Herbert is not known to have suffered financial hardship: indeed he was reported to have left an estate of £8,000 a year to his eldest son. However, his wife’s will, dated 27 Sept. 1717, mentioned that he had not paid her the £200 a year ‘pin money’ contracted for in their marriage settlement, nor repaid any part of either the principal or the interest on a loan of £700 which she had made him ‘some time’ previously. His own will, dated 20 Oct. 1718, included a bequest of gloves and mourning rings to ‘all the gentlemen of the chamber of Ludlow’. He died on 27 Feb. 1719 and was succeeded by his eldest son, Henry Arthur Herbert†, later created Lord Herbert of Chirbury and subsequently Earl of Powis.9

Ref Volumes: 1690-1715

Author: D. W. Hayton

Notes

  • 1. Trans. Salop Arch. Soc. ser. 2, vii. 35–36; PRO 30/53/8/2, 101; Post Boy, 24–26 Feb. 1702; Glos. RO, D2700/100/5/2; PCC 95 Browning; Salop Par. Reg. Soc. Hereford dioc. v. Bromfield, 76–80, 82, 84, 86–87, 89.
  • 2. Salop RO, Ludlow bor. recs. adm. of freemen; min. bk. 1690–1712.
  • 3. VCH Salop, iii. 257; Add. 29578, ff. 529, 531; PRO 30/53/8/98.
  • 4. PCC 66 Bence; Herbert Corresp. ed.
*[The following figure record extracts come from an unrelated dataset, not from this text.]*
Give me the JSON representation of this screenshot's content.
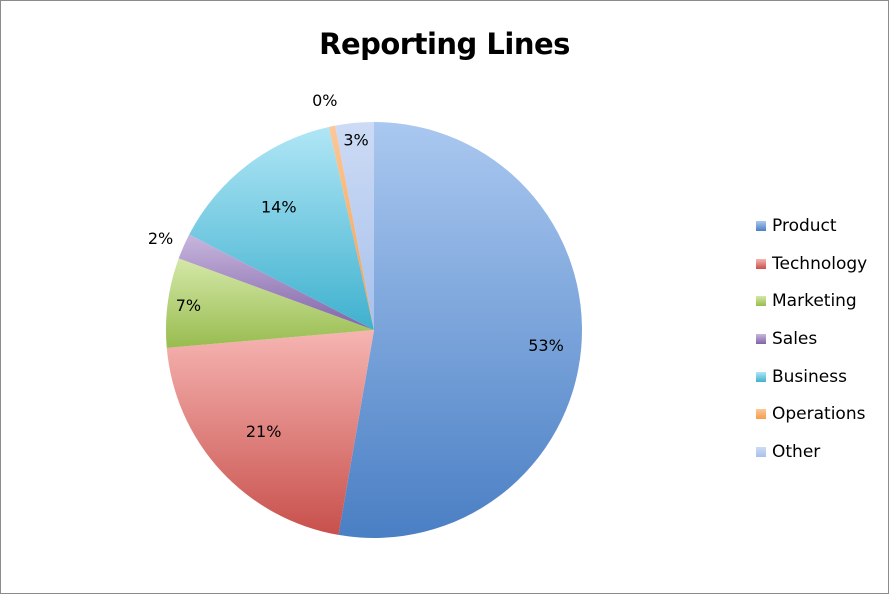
{
  "chart_data": {
    "type": "pie",
    "title": "Reporting Lines",
    "slices": [
      {
        "name": "Product",
        "value": 53,
        "label": "53%",
        "color": "#4a7fc4",
        "light": "#aac8f0"
      },
      {
        "name": "Technology",
        "value": 21,
        "label": "21%",
        "color": "#c8504c",
        "light": "#f6b5b2"
      },
      {
        "name": "Marketing",
        "value": 7,
        "label": "7%",
        "color": "#98bc4f",
        "light": "#d4e8a8"
      },
      {
        "name": "Sales",
        "value": 2,
        "label": "2%",
        "color": "#8164a8",
        "light": "#c8b6dd"
      },
      {
        "name": "Business",
        "value": 14,
        "label": "14%",
        "color": "#3fb1ce",
        "light": "#b0e6f6"
      },
      {
        "name": "Operations",
        "value": 0.5,
        "label": "0%",
        "color": "#f59d4b",
        "light": "#fbc89a"
      },
      {
        "name": "Other",
        "value": 3,
        "label": "3%",
        "color": "#a6c1ec",
        "light": "#cddbf5"
      }
    ],
    "legend_position": "right"
  }
}
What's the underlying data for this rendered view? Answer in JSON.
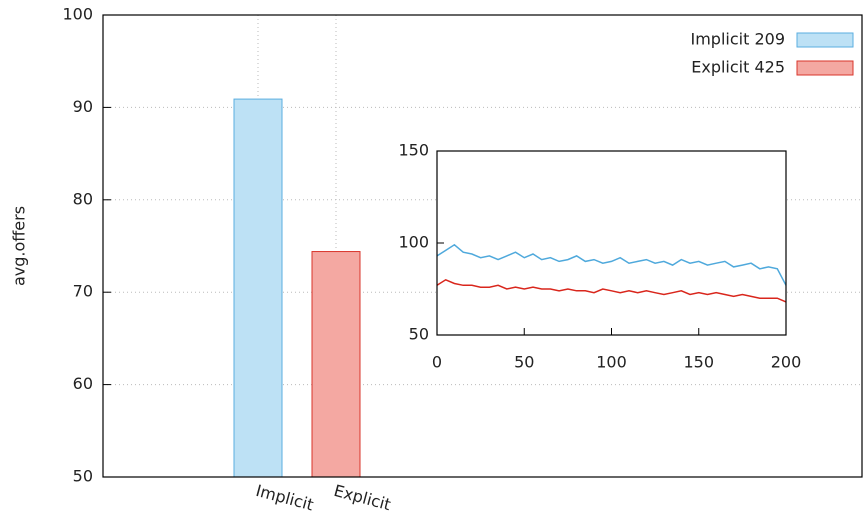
{
  "chart_data": [
    {
      "type": "bar",
      "ylabel": "avg.offers",
      "categories": [
        "Implicit",
        "Explicit"
      ],
      "series": [
        {
          "name": "Implicit 209",
          "color": "#bde1f5",
          "edge": "#5aaee0",
          "values": [
            90.9,
            null
          ]
        },
        {
          "name": "Explicit 425",
          "color": "#f4a8a2",
          "edge": "#d9352b",
          "values": [
            null,
            74.4
          ]
        }
      ],
      "ylim": [
        50,
        100
      ],
      "yticks": [
        50,
        60,
        70,
        80,
        90,
        100
      ],
      "grid": true,
      "legend": "top-right"
    },
    {
      "type": "line",
      "x": [
        0,
        5,
        10,
        15,
        20,
        25,
        30,
        35,
        40,
        45,
        50,
        55,
        60,
        65,
        70,
        75,
        80,
        85,
        90,
        95,
        100,
        105,
        110,
        115,
        120,
        125,
        130,
        135,
        140,
        145,
        150,
        155,
        160,
        165,
        170,
        175,
        180,
        185,
        190,
        195,
        200
      ],
      "series": [
        {
          "name": null,
          "color": "#4fa9dc",
          "values": [
            93,
            96,
            99,
            95,
            94,
            92,
            93,
            91,
            93,
            95,
            92,
            94,
            91,
            92,
            90,
            91,
            93,
            90,
            91,
            89,
            90,
            92,
            89,
            90,
            91,
            89,
            90,
            88,
            91,
            89,
            90,
            88,
            89,
            90,
            87,
            88,
            89,
            86,
            87,
            86,
            77
          ]
        },
        {
          "name": null,
          "color": "#d9261c",
          "values": [
            77,
            80,
            78,
            77,
            77,
            76,
            76,
            77,
            75,
            76,
            75,
            76,
            75,
            75,
            74,
            75,
            74,
            74,
            73,
            75,
            74,
            73,
            74,
            73,
            74,
            73,
            72,
            73,
            74,
            72,
            73,
            72,
            73,
            72,
            71,
            72,
            71,
            70,
            70,
            70,
            68
          ]
        }
      ],
      "xlim": [
        0,
        200
      ],
      "xticks": [
        0,
        50,
        100,
        150,
        200
      ],
      "ylim": [
        50,
        150
      ],
      "yticks": [
        50,
        100,
        150
      ]
    }
  ]
}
W. J. Smith (Univ. of Wales Bd. of Celtic Studies, Hist. and Law ser. xxi), 314–15, 354; Mont. Colls. xx. 53; Bull. Bd. of Celtic Studies, xx. 293–8.
  • 5. Post Boy, 24–26 Feb. 1702; CJ, xv. 94; PRO 30/53/8/107; Staffs. RO, Aqualate mss, Ludlow poll 1708.
  • 6. G. Holmes, Trial of Sacheverell, 237; Lansd. 1024, f. 210; HMC Portland, iv. 539; SP 34/12, f. 1; Cal. Treas. Pprs. 1708–14, pp. 340–1; Cal. Treas. Bks. xxv. 467; xxvi. 168.
  • 7. Add. 70263, Salwey Winnington* to Robert Harley, 25 Sept. 1710; 70031, Herbert to Ld. Oxford, 31 July 1713; Cal. Treas. Pprs. 1708–14, p. 556.
  • 8. Bull. Bd. of Celtic Studies, 299.
  • 9. Worcester Post-Man, 13 Mar. 1719; PCC 95 Browning, 215 Tenison.